Gilbert Arenas jest trzecim po Richardzie Jeffersonie i Chauncey’u Billupsie, graczem wobec którego zastosowano przepis o amnestii.
[22 lutego 2010 napisałem "Czarna magia z Waszyngtonu" o wydarzeniach w Wizards przez pryzmat Arenasa]

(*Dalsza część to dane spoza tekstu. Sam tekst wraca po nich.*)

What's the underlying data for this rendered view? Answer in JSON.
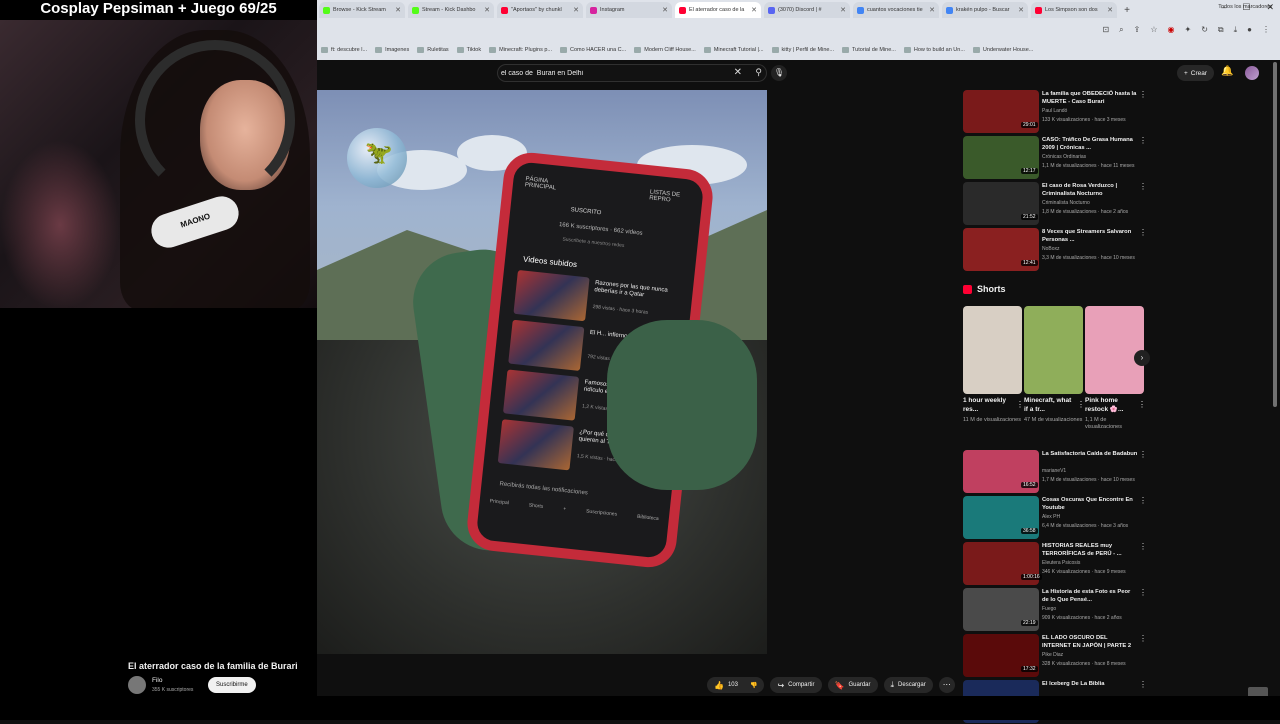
{
  "stream": {
    "overlay_title": "Cosplay Pepsiman + Juego 69/25",
    "mic_brand": "MAONO"
  },
  "browser": {
    "tabs": [
      {
        "label": "Browse - Kick Stream",
        "color": "#53fc18",
        "active": false
      },
      {
        "label": "Stream - Kick Dashbo",
        "color": "#53fc18",
        "active": false
      },
      {
        "label": "\"Aportaos\" by chunkl",
        "color": "#ff0033",
        "active": false
      },
      {
        "label": "Instagram",
        "color": "#d6249f",
        "active": false
      },
      {
        "label": "El aterrador caso de la",
        "color": "#ff0033",
        "active": true
      },
      {
        "label": "(3070) Discord | #",
        "color": "#5865f2",
        "active": false
      },
      {
        "label": "cuantos vocaciones tie",
        "color": "#4285f4",
        "active": false
      },
      {
        "label": "krakén pulpo - Buscar",
        "color": "#4285f4",
        "active": false
      },
      {
        "label": "Los Simpson son dos",
        "color": "#ff0033",
        "active": false
      }
    ],
    "bookmarks": [
      "ft: descubre l...",
      "Imagenes",
      "Ruletitas",
      "Tiktok",
      "Minecraft: Plugins p...",
      "Como HACER una C...",
      "Modern Cliff House...",
      "Minecraft Tutorial |...",
      "kitty | Perfil de Mine...",
      "Tutorial de Mine...",
      "How to build an Un...",
      "Underwater House..."
    ],
    "bookmarks_right": "Todos los marcadores"
  },
  "youtube": {
    "search_value": "el caso de  Burari en Delhi",
    "create_label": "Crear",
    "video": {
      "title": "El aterrador caso de la familia de Burari",
      "channel": "Filo",
      "subscribers": "355 K suscriptores",
      "subscribe_label": "Suscribirme",
      "likes": "103",
      "share_label": "Compartir",
      "save_label": "Guardar",
      "download_label": "Descargar"
    },
    "phone_screen": {
      "tab_main": "PÁGINA PRINCIPAL",
      "tab_lists": "LISTAS DE REPRO",
      "subscribed": "SUSCRITO",
      "stats": "166 K suscriptores · 662 videos",
      "link": "Suscribete a nuestros redes",
      "section": "Videos subidos",
      "rows": [
        {
          "title": "Razones por las que nunca deberías ir a Qatar",
          "meta": "298 vistas · hace 3 horas"
        },
        {
          "title": "El H... infierno...",
          "meta": "792 vistas"
        },
        {
          "title": "Famosos captados haciendo el ridículo en viv...",
          "meta": "1,2 K vistas · hace 1 día"
        },
        {
          "title": "¿Por qué celebridades no quieren al Tren Maya?",
          "meta": "1,5 K vistas · hace 3 días"
        }
      ],
      "notifications": "Recibirás todas las notificaciones",
      "nav": [
        "Principal",
        "Shorts",
        "+",
        "Suscripciones",
        "Biblioteca"
      ]
    },
    "recommendations_top": [
      {
        "title": "La familia que OBEDECIÓ hasta la MUERTE - Caso Burari",
        "channel": "Paul Landó",
        "views": "133 K visualizaciones · hace 3 meses",
        "duration": "29:01",
        "thumb": "#7a1a1a"
      },
      {
        "title": "CASO: Tráfico De Grasa Humana 2009 | Crónicas ...",
        "channel": "Crónicas Ordinarias",
        "views": "1,1 M de visualizaciones · hace 11 meses",
        "duration": "12:17",
        "thumb": "#3a5a2a"
      },
      {
        "title": "El caso de Rosa Verduzco | Criminalista Nocturno",
        "channel": "Criminalista Nocturno",
        "views": "1,8 M de visualizaciones · hace 2 años",
        "duration": "21:52",
        "thumb": "#2a2a2a"
      },
      {
        "title": "8 Veces que Streamers Salvaron Personas ...",
        "channel": "NoBoxz",
        "views": "3,3 M de visualizaciones · hace 10 meses",
        "duration": "12:41",
        "thumb": "#8a2020"
      }
    ],
    "shorts_label": "Shorts",
    "shorts": [
      {
        "title": "1 hour weekly res...",
        "views": "11 M de visualizaciones",
        "thumb": "#d8cfc4"
      },
      {
        "title": "Minecraft, what if a tr...",
        "views": "47 M de visualizaciones",
        "thumb": "#8fae5a"
      },
      {
        "title": "Pink home restock 🌸...",
        "views": "1,1 M de visualizaciones",
        "thumb": "#e8a0b8"
      }
    ],
    "recommendations_bottom": [
      {
        "title": "La Satisfactoria Caída de Badabun",
        "channel": "marianeV1",
        "views": "1,7 M de visualizaciones · hace 10 meses",
        "duration": "16:52",
        "thumb": "#c04060"
      },
      {
        "title": "Cosas Oscuras Que Encontre En Youtube",
        "channel": "Alex PH",
        "views": "6,4 M de visualizaciones · hace 3 años",
        "duration": "36:58",
        "thumb": "#1a7a7a"
      },
      {
        "title": "HISTORIAS REALES muy TERRORÍFICAS de PERÚ - ...",
        "channel": "Eleutera Psicosis",
        "views": "346 K visualizaciones · hace 9 meses",
        "duration": "1:00:16",
        "thumb": "#7a1a1a"
      },
      {
        "title": "La Historia de esta Foto es Peor de lo Que Pensé...",
        "channel": "Fuego",
        "views": "909 K visualizaciones · hace 2 años",
        "duration": "22:19",
        "thumb": "#4a4a4a"
      },
      {
        "title": "EL LADO OSCURO DEL INTERNET EN JAPÓN | PARTE 2",
        "channel": "Pike Diaz",
        "views": "328 K visualizaciones · hace 8 meses",
        "duration": "17:32",
        "thumb": "#5a0a0a"
      },
      {
        "title": "El Iceberg De La Biblia",
        "channel": "Alex PH",
        "views": "",
        "duration": "",
        "thumb": "#1a2a5a"
      }
    ]
  }
}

Ruch ten pozwoli Magic zaoszczędzić w salary-cap $62mln w ciągu najbliższych trzech sezonów
Blisko 30-letni Arenas w sezonie 2006-2007 zdobywał średnio 28.4 punktu na mecz (+ 4.6 zbiórki, 6 asyst, 1.9 przechwytu), jednym tchem wymieniany był na równi z najlepszymi obrońcami NBA a 17 grudnia 2006 rzucił aż 60 punktów samemu Kobemu w Staples Center. Następne 4 lata to jednak pasmo kontuzji (3 operacje lewego kolana) a na koniec zawieszenie na pół sezonu za "zabawy z bronią" w szatni Wizards. Wyciągnęli po niego dłoń Magic wierząc, że może pomóc Howardowi w walce o tytuł. Stracili cierpliwość po jednej nieudanej kampanii ale nie trudno im się dziwić (średnio tylko 8 punktów na mecz w koszulce Magic przy olbrzymim kontrakcie). Gilbert niedawno zapewniał, że intensywnie przepracował lato i chce być dla Orlando tym, o kim marzyli ściągając go do siebie. Teraz będzie miał okazję potwierdzić te słowa w innym klubie.
Gilbert Arenas, 3-krotny All-Star za całą 10-letnią karierę (535 meczów, 455 razy w pierwszej piątce, średnio 35.7 minuty na mecz) legitymuje się średnimi na poziomie 21.2 punktu, 4 zbiórki, 5.4 asysty oraz 1.6 przechwytu.